7 Ways to Incorporate Brain Art in a Classroom

The classroom is a space for children to learn in a fun, engaging environment that is meant to stimulate their learning to the maximum level. However, many teachers often miss opportunities to fully engage with their students, and one of the most commonly missed methods is through incorporating stylistic and beautiful educational art into the room. Some teachers might find this difficult depending on their subject, but there is no doubt that children of all ages respond positively to art. The brain is a common subject for educational or motivational art, and the classroom is the perfect place for it. Here are a few ways to integrate some new brain-based art into a classroom of eager minds.

  1. Legitimate Brain Tissue

There is no way to deny that the brain is the most important organ in your body. Humans have been fascinated with the brain for thousands of years, and that curiosity extends to children who are just learning about the wonders of the mind. If you teach biology or any of the life sciences, it would be completely appropriate to decorate with actual samples of brain tissue, or with a fully intact brain in a jar. Just because something was once real doesn’t mean it can’t be used as art.

  1. Abstract Brain Art

Perhaps you don’t teach biology, or maybe you simply don’t have access to slides of brain tissue, in which case there are other options. Abstract brain art is ideal for teachers for want to express the wonder of the brain without dealing with the real-world biological mess involved. Such art might represent a brain composed entirely of folded paper, fruits and berries, or anything that can be used to form the shape of a brain.

  1. Left vs Right Brain

English teachers often discuss the idea of their students having either left-side or right-side dominance since it is thought that certain mental states are more in line with one side or the other. For instance, creativity and emotion are associated with the right brain, while logic and reason are associated with the left. This duality is a perfect source for inspiration for brain art that visually showcases the distinction.

  1. Wooden Brain Models

Art is obviously not limited to what can be painted or drawn, and one researcher from the University of Oregon has created a method for carving realistic models of the human brain from beautiful wooden blocks. The results are absolutely stunning, and the models can actually be produced to reflect specific features from your own brain. By using fMRI scans, the artist creates a 3D blueprint of the brain, and the model can even be tweaked to showcase specific structures or functions in the brain.

  1. Symbolic Brain Art

Symbolic brain art is a bit more difficult to categorize since it essentially includes everything that isn’t literal or abstract. Symbolic brain art might use the image of a brain as a starting point, and they will then add unrealistic features to create something that reflects an idea that doesn’t have a physical counterpart, according to Braintone Art Events. For instance, an artist might start with a drawing of a brain, but they might then advance the image by drawing thoughts emerging from the brain as physical items. With so many different ways to symbolize the connection between the human brain, education, and art, there is never going to be a shortage of this category.

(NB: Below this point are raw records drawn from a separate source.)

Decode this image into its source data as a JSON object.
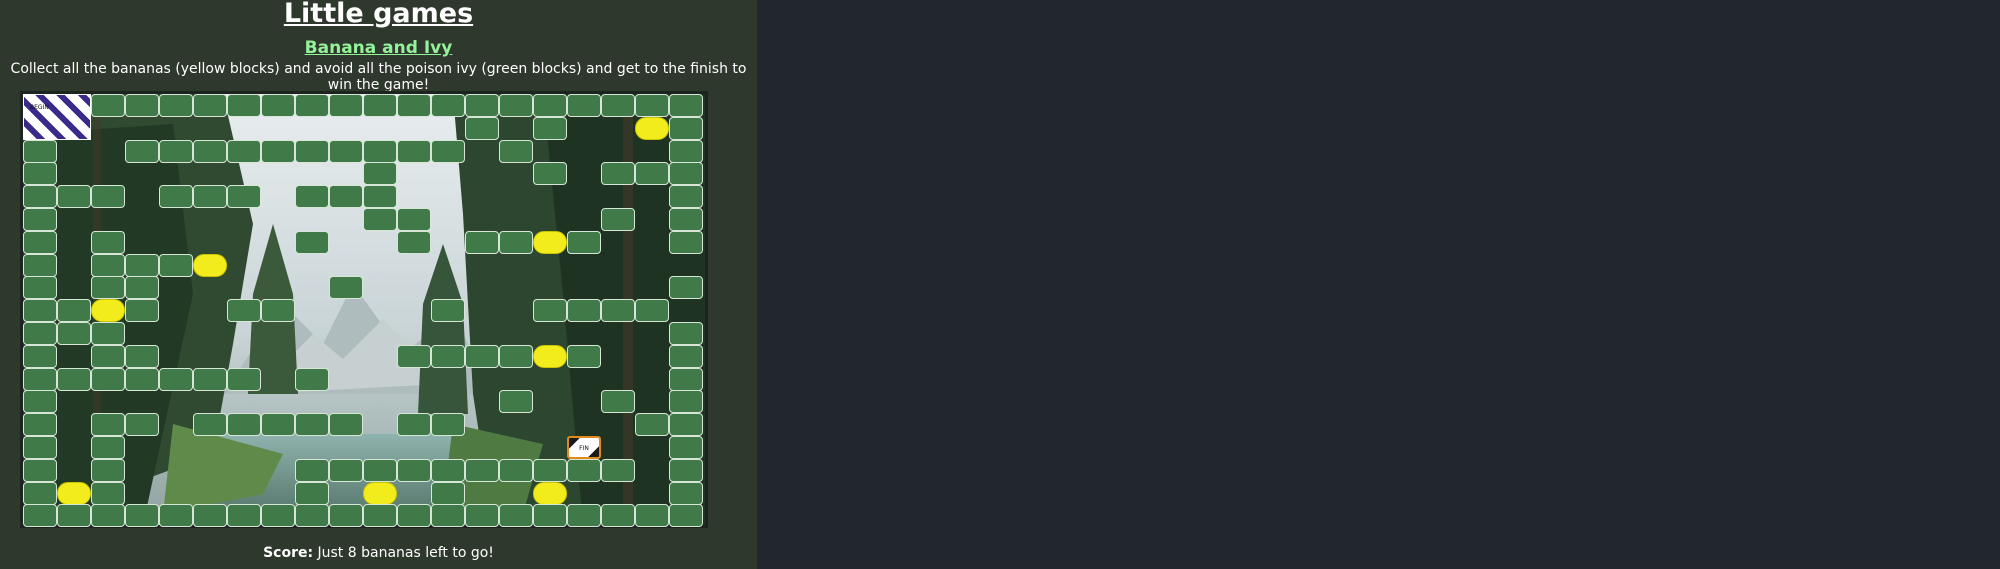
{
  "header": {
    "page_title": "Little games",
    "game_title": "Banana and Ivy",
    "instructions": "Collect all the bananas (yellow blocks) and avoid all the poison ivy (green blocks) and get to the finish to win the game!"
  },
  "board": {
    "background": "forest-lake-scene",
    "cols": 20,
    "rows": 19,
    "legend": {
      "#": "poison-ivy",
      "Y": "banana",
      "B": "begin",
      "F": "finish",
      ".": "empty"
    },
    "grid": [
      "BB##################",
      "BB...........#.#..Y#",
      "#..##########.#....#",
      "#.........#....#.###",
      "###.###.###........#",
      "#.........##.....#.#",
      "#.#.....#..#.##Y#..#",
      "#.###Y..............",
      "#.##.....#.........#",
      "##Y#..##....#..####.",
      "###................#",
      "#.##.......####Y#..#",
      "#######.#..........#",
      "#.............#..#.#",
      "#.##.#####.##.....##",
      "#.#.............F..#",
      "#.#.....##########.#",
      "#Y#.....#.Y.#..Y...#",
      "####################"
    ],
    "begin_label": "BEGIN",
    "finish_label": "FIN",
    "colors": {
      "ivy": "#3f7a48",
      "banana": "#f2ec1d",
      "panel": "#2f382d",
      "page": "#22262f"
    }
  },
  "score": {
    "label": "Score:",
    "text": " Just 8 bananas left to go!"
  }
}
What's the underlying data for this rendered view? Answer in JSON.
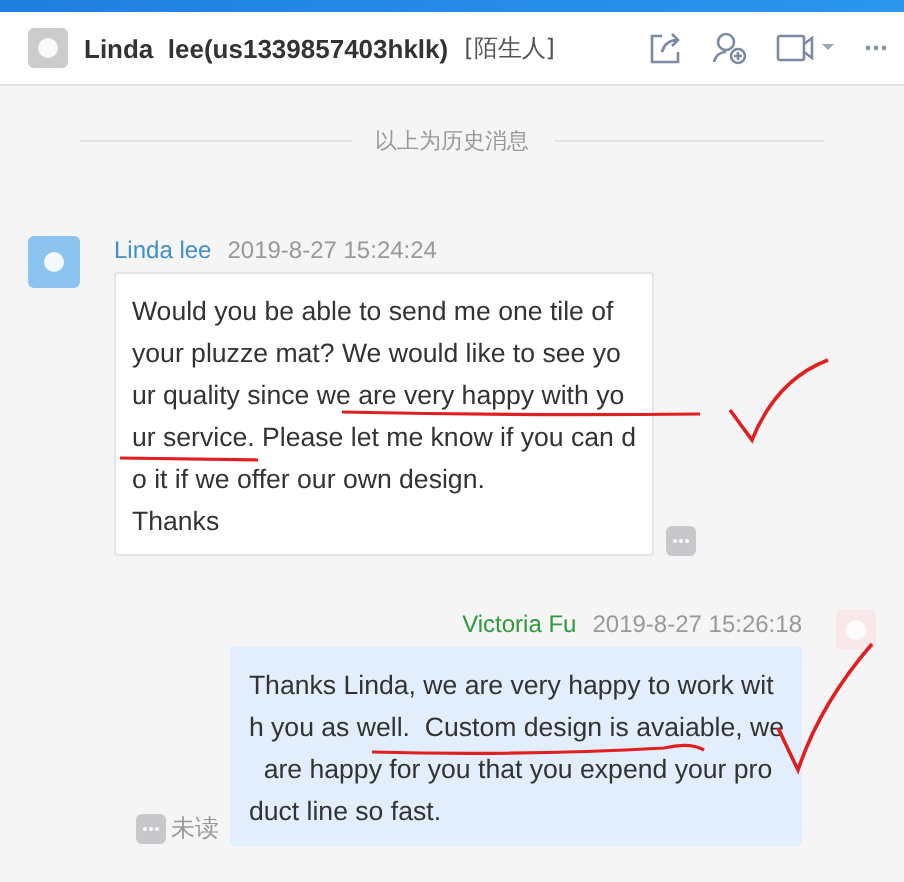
{
  "header": {
    "name": "Linda  lee(us1339857403hklk)",
    "tag": "[陌生人]"
  },
  "history_divider": "以上为历史消息",
  "messages": [
    {
      "kind": "incoming",
      "sender": "Linda lee",
      "time": "2019-8-27 15:24:24",
      "lines": [
        "Would you be able to send me one tile of",
        "your pluzze mat? We would like to see yo",
        "ur quality since we are very happy with yo",
        "ur service. Please let me know if you can d",
        "o it if we offer our own design.",
        "Thanks"
      ]
    },
    {
      "kind": "outgoing",
      "sender": "Victoria Fu",
      "time": "2019-8-27 15:26:18",
      "lines": [
        "Thanks Linda, we are very happy to work wit",
        "h you as well.  Custom design is avaiable, we",
        "  are happy for you that you expend your pro",
        "duct line so fast."
      ],
      "status": "未读"
    }
  ]
}
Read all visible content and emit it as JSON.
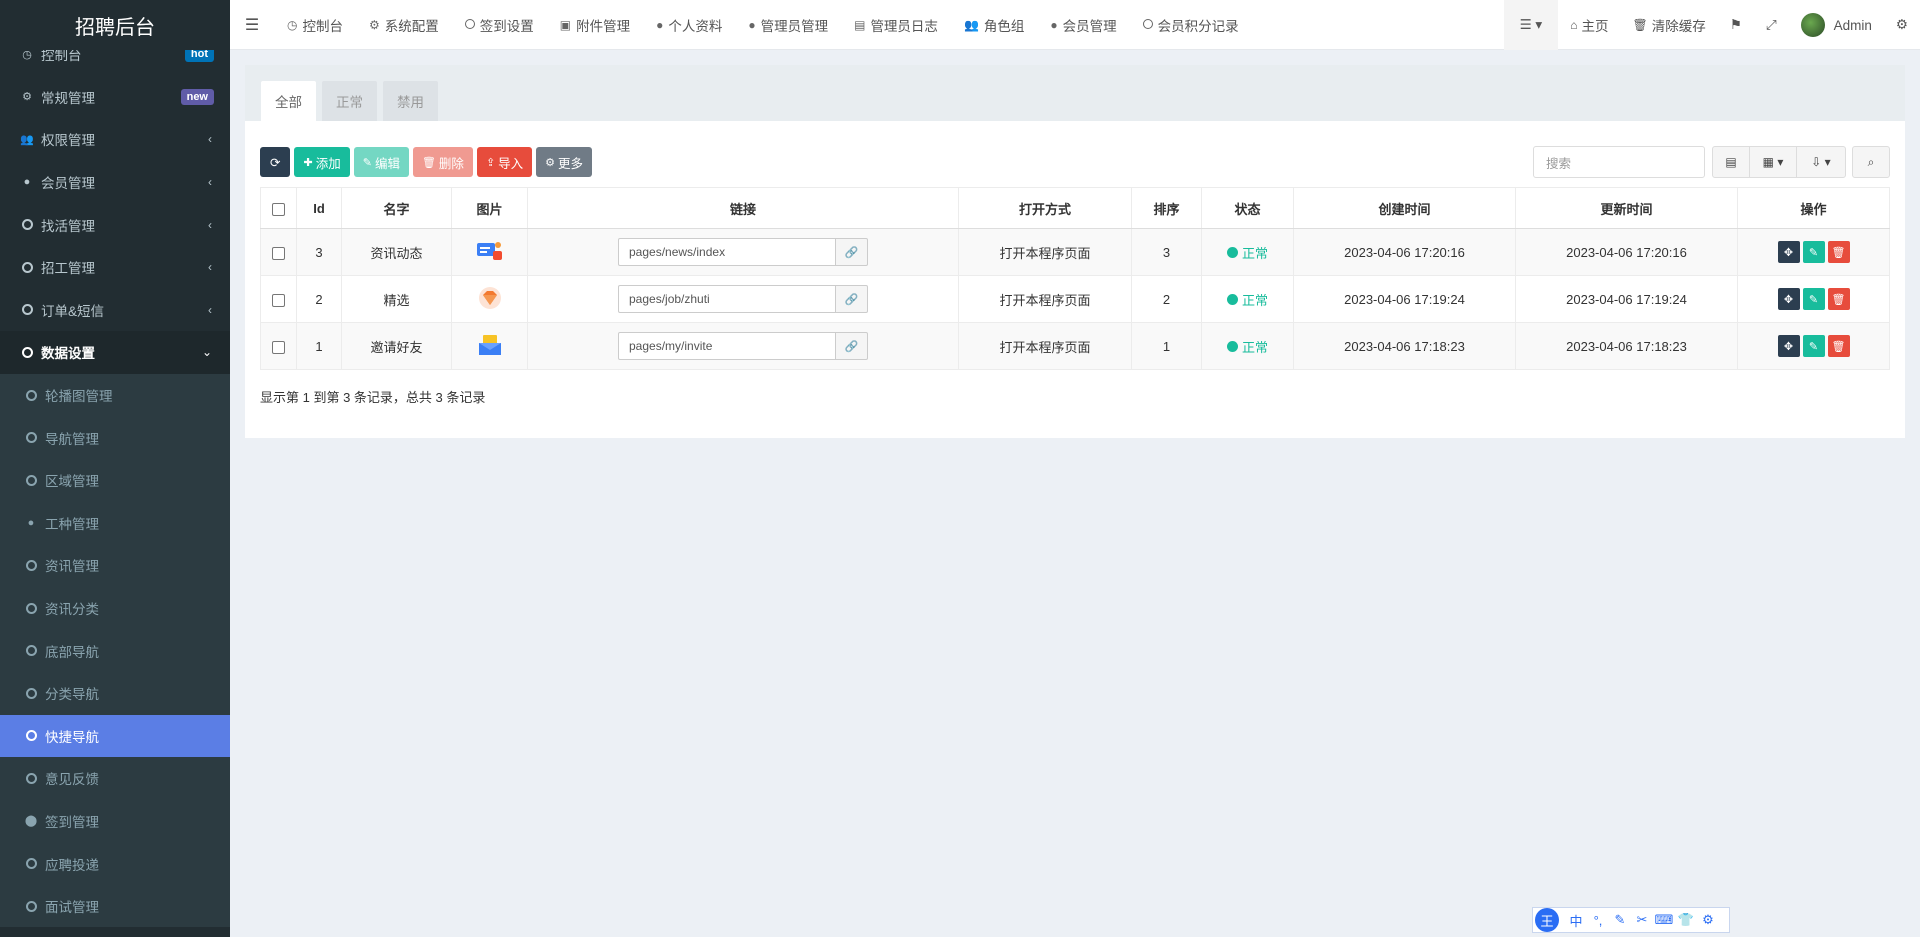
{
  "brand": {
    "title": "招聘后台"
  },
  "sidebar": {
    "items": [
      {
        "label": "控制台",
        "icon": "dashboard-icon",
        "badge": "hot",
        "badge_color": "#0073b7"
      },
      {
        "label": "常规管理",
        "icon": "cogs-icon",
        "badge": "new",
        "badge_color": "#605ca8"
      },
      {
        "label": "权限管理",
        "icon": "users-icon",
        "chevron": "‹"
      },
      {
        "label": "会员管理",
        "icon": "user-circle-icon",
        "chevron": "‹"
      },
      {
        "label": "找活管理",
        "icon": "circle-icon",
        "chevron": "‹"
      },
      {
        "label": "招工管理",
        "icon": "circle-icon",
        "chevron": "‹"
      },
      {
        "label": "订单&短信",
        "icon": "circle-icon",
        "chevron": "‹"
      },
      {
        "label": "数据设置",
        "icon": "circle-icon",
        "chevron": "⌄"
      },
      {
        "label": "轮播图管理",
        "icon": "circle-icon"
      },
      {
        "label": "导航管理",
        "icon": "circle-icon"
      },
      {
        "label": "区域管理",
        "icon": "circle-icon"
      },
      {
        "label": "工种管理",
        "icon": "info-icon"
      },
      {
        "label": "资讯管理",
        "icon": "circle-icon"
      },
      {
        "label": "资讯分类",
        "icon": "circle-icon"
      },
      {
        "label": "底部导航",
        "icon": "circle-icon"
      },
      {
        "label": "分类导航",
        "icon": "circle-icon"
      },
      {
        "label": "快捷导航",
        "icon": "circle-icon"
      },
      {
        "label": "意见反馈",
        "icon": "circle-icon"
      },
      {
        "label": "签到管理",
        "icon": "map-marker-icon"
      },
      {
        "label": "应聘投递",
        "icon": "circle-icon"
      },
      {
        "label": "面试管理",
        "icon": "circle-icon"
      }
    ]
  },
  "topnav": {
    "links": [
      {
        "label": "控制台",
        "icon": "dashboard-icon"
      },
      {
        "label": "系统配置",
        "icon": "gear-icon"
      },
      {
        "label": "签到设置",
        "icon": "circle-icon"
      },
      {
        "label": "附件管理",
        "icon": "file-image-icon"
      },
      {
        "label": "个人资料",
        "icon": "user-icon"
      },
      {
        "label": "管理员管理",
        "icon": "user-icon"
      },
      {
        "label": "管理员日志",
        "icon": "list-alt-icon"
      },
      {
        "label": "角色组",
        "icon": "users-icon"
      },
      {
        "label": "会员管理",
        "icon": "user-icon"
      },
      {
        "label": "会员积分记录",
        "icon": "circle-icon"
      }
    ],
    "home": "主页",
    "clear_cache": "清除缓存",
    "admin": "Admin"
  },
  "tabs": [
    "全部",
    "正常",
    "禁用"
  ],
  "toolbar": {
    "add": "添加",
    "edit": "编辑",
    "delete": "删除",
    "import": "导入",
    "more": "更多"
  },
  "search": {
    "placeholder": "搜索"
  },
  "table": {
    "headers": [
      "Id",
      "名字",
      "图片",
      "链接",
      "打开方式",
      "排序",
      "状态",
      "创建时间",
      "更新时间",
      "操作"
    ],
    "rows": [
      {
        "id": "3",
        "name": "资讯动态",
        "icon": "news-thumb-icon",
        "link": "pages/news/index",
        "open": "打开本程序页面",
        "sort": "3",
        "status": "正常",
        "created": "2023-04-06 17:20:16",
        "updated": "2023-04-06 17:20:16"
      },
      {
        "id": "2",
        "name": "精选",
        "icon": "diamond-thumb-icon",
        "link": "pages/job/zhuti",
        "open": "打开本程序页面",
        "sort": "2",
        "status": "正常",
        "created": "2023-04-06 17:19:24",
        "updated": "2023-04-06 17:19:24"
      },
      {
        "id": "1",
        "name": "邀请好友",
        "icon": "invite-thumb-icon",
        "link": "pages/my/invite",
        "open": "打开本程序页面",
        "sort": "1",
        "status": "正常",
        "created": "2023-04-06 17:18:23",
        "updated": "2023-04-06 17:18:23"
      }
    ]
  },
  "pager": {
    "summary": "显示第 1 到第 3 条记录，总共 3 条记录"
  },
  "ime": {
    "items": [
      "中",
      "°,",
      "✎",
      "✂",
      "⌨",
      "👕",
      "⚙"
    ]
  }
}
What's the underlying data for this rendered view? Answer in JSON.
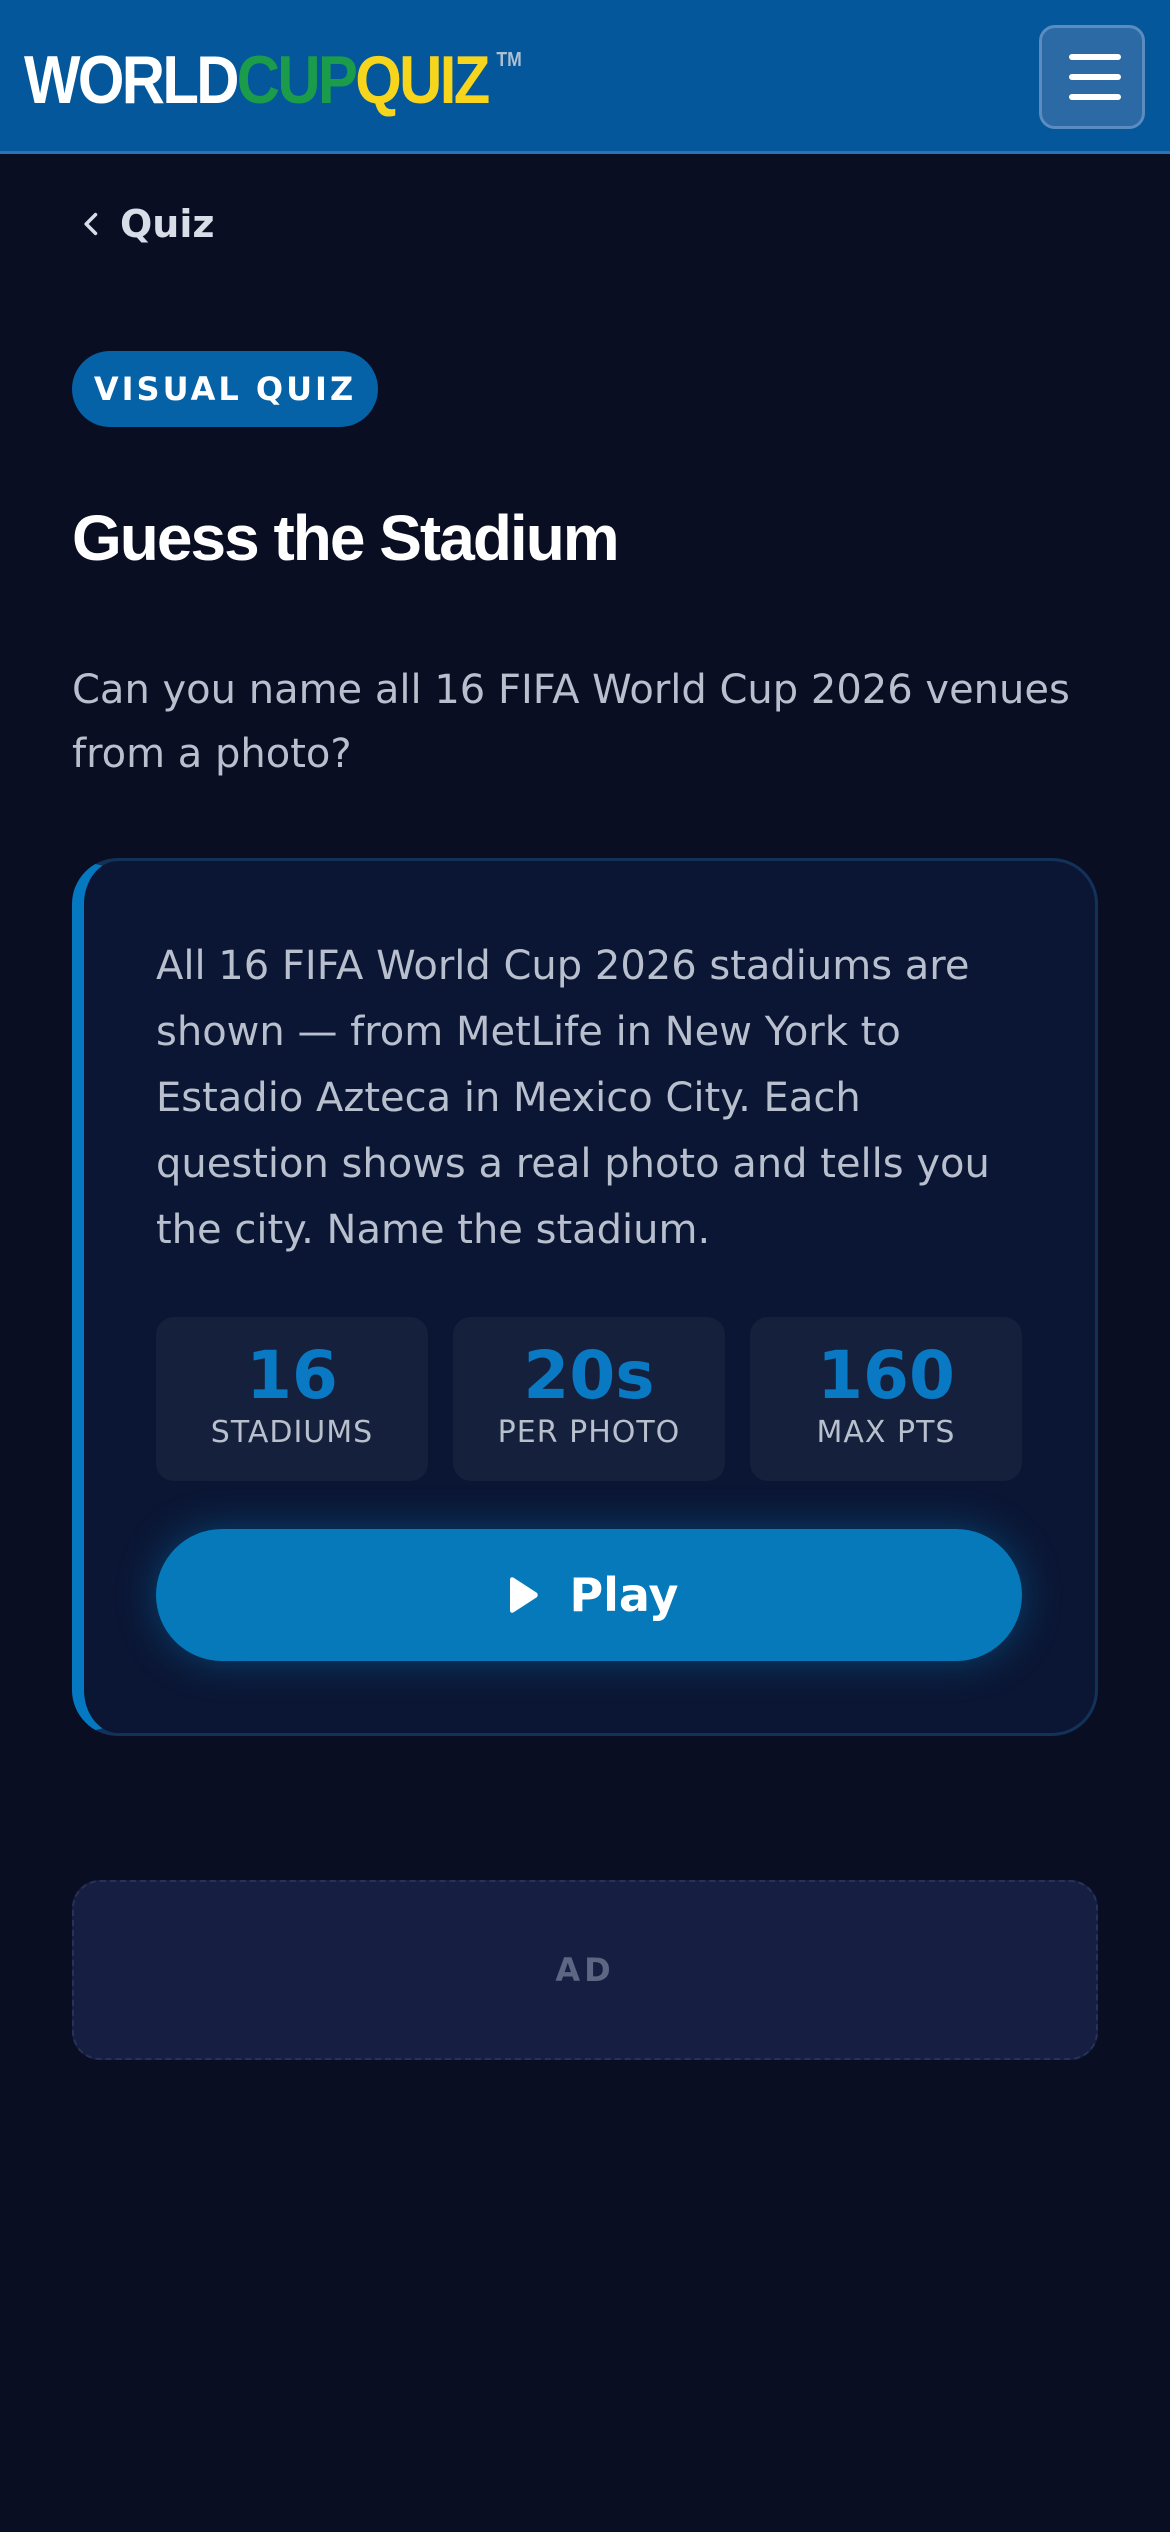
{
  "header": {
    "logo": {
      "part1": "WORLD",
      "part2": "CUP",
      "part3": "QUIZ",
      "tm": "TM",
      "colors": {
        "part1": "#ffffff",
        "part2": "#1a9c4a",
        "part3": "#f7d51d"
      }
    },
    "menu_icon": "hamburger-menu-icon",
    "background": "#03579a"
  },
  "nav": {
    "back_icon": "chevron-left-icon",
    "back_label": "Quiz"
  },
  "badge": "VISUAL QUIZ",
  "title": "Guess the Stadium",
  "subtitle": "Can you name all 16 FIFA World Cup 2026 venues from a photo?",
  "card": {
    "description": "All 16 FIFA World Cup 2026 stadiums are shown — from MetLife in New York to Estadio Azteca in Mexico City. Each question shows a real photo and tells you the city. Name the stadium.",
    "stats": [
      {
        "value": "16",
        "label": "STADIUMS"
      },
      {
        "value": "20s",
        "label": "PER PHOTO"
      },
      {
        "value": "160",
        "label": "MAX PTS"
      }
    ],
    "play_icon": "play-icon",
    "play_label": "Play",
    "accent": "#0578c2"
  },
  "ad_label": "AD"
}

  1. Building Brain Models

Incorporating brain art into a classroom can also involve the students directly. While this activity might be best reserved for either an art class or a biology class, students could be given the chance to create their own 3D brain model using clay. The brain is complex enough to give children something on which to focus, but it is simple enough that just about anyone can make a passable model.

  1. Student-Generated Art

As with building models of clay, children will also respond to the idea of drawing or painting a brain. This is a great way to teachers to help children learn about the brain in a direct way, and it gives them the ability to spread their artistic wings while absorbing factual information.